The results easily beat analyst expectations, as did Amazon's third-quarter sales outlook. Its shares rose 6 percent in after-hours trading.
CEO Jeff Bezos attributed the sales growth to "low prices, expanding selection and innovation."
The growth means Amazon must keep investing in operations expansions and upgrades. So far this year, it has announced it is building 15 new order-filling centers. In a conference call with reporters, Tom Szkutak, Amazon's chief financial officer, said he expects that figure to rise.
Overall, operating expenses rose 54 percent to $9.71 billion.
For the second quarter in a row, this cut into its bottom line. The Seattle-based company earned $191 million, or 41 cents per share, compared with $207 million, or 45 cents per share, in the year-ago quarter.
Revenue rose to $9.91 billion from $6.57 billion last year. Amazon's electronics and general merchandise revenue rose 69 percent to $5.89 billion, while sales of books, CDs, DVDs and other media rose 27 percent to $3.66 billion.
Analysts polled by FactSet were expecting a profit of 34 cents per share on $9.37 billion in revenue.
For the current quarter, Amazon forecast revenue of $10.3 billion to $11.1 billion, the midpoint of which is above the $10.40 billion analysts have been hoping for.

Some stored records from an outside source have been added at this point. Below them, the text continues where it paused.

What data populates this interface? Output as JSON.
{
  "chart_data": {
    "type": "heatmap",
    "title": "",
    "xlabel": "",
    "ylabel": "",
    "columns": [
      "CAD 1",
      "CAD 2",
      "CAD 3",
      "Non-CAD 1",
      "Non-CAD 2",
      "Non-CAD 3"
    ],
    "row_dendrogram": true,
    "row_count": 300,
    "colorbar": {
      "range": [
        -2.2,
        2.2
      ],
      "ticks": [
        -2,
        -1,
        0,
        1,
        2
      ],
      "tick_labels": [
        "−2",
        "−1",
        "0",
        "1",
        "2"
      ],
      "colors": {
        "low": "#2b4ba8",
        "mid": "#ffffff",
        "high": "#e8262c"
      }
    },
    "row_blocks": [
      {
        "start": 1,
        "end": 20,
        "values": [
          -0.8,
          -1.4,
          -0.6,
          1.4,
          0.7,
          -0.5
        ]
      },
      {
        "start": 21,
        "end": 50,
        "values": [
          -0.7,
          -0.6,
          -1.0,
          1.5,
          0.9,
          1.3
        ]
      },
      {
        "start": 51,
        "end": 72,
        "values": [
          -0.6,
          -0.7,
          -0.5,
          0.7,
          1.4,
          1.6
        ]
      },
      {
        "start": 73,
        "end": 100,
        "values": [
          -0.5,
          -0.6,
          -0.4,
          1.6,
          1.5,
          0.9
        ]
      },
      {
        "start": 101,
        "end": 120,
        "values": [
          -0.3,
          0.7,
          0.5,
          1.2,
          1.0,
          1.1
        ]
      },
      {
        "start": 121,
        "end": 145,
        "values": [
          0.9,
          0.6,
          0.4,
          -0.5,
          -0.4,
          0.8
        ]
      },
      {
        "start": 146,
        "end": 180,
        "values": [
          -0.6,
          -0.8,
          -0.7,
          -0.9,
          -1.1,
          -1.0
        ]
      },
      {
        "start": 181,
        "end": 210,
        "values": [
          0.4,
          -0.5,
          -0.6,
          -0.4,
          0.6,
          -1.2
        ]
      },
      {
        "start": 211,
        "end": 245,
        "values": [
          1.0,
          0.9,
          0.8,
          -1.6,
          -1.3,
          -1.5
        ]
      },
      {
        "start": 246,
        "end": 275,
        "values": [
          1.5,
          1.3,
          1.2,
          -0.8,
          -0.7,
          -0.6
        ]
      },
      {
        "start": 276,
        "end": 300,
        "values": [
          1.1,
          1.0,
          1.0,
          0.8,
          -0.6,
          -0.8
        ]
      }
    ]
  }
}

As usual, Amazon did say how many of its Kindle e-readers it sold in the quarter, only indicating that Kindle sales rose when compared with the first three months of the year. During the second quarter, Amazon said it was selling more e-books that it offers for the Kindle than the hardcover and paperback books it carries.
Bezos said the $139 Kindle 3G with Special Offers - a version of the Kindle released during the quarter that is subsidized with ads - is now its top-selling Kindle device.
Speculation is swirling that Amazon may be working on a tablet device to rival Apple Inc.'s popular iPad, but Szkutak would not divulge any details. Many e-readers like the Kindle use screens with "electronic ink" technology that makes them best suited for reading, especially in bright light. Tablets such as the iPad have backlit screens and are intended for functions that go beyond reading text, including surfing the Web, video chatting and watching movies.
"We have a longstanding practice of not talking about what we might or might not do in the future, so you'll have to stay tuned," Szkutak said.
The company also did not give an update on its ongoing battles with states that want online retailers to collect sales taxes on purchases made by their residents.
Amazon shares rose $13.02, or 6.1 percent, to $227.05 in extended trading. The stock finished regular trading up 69 cents at $214.18.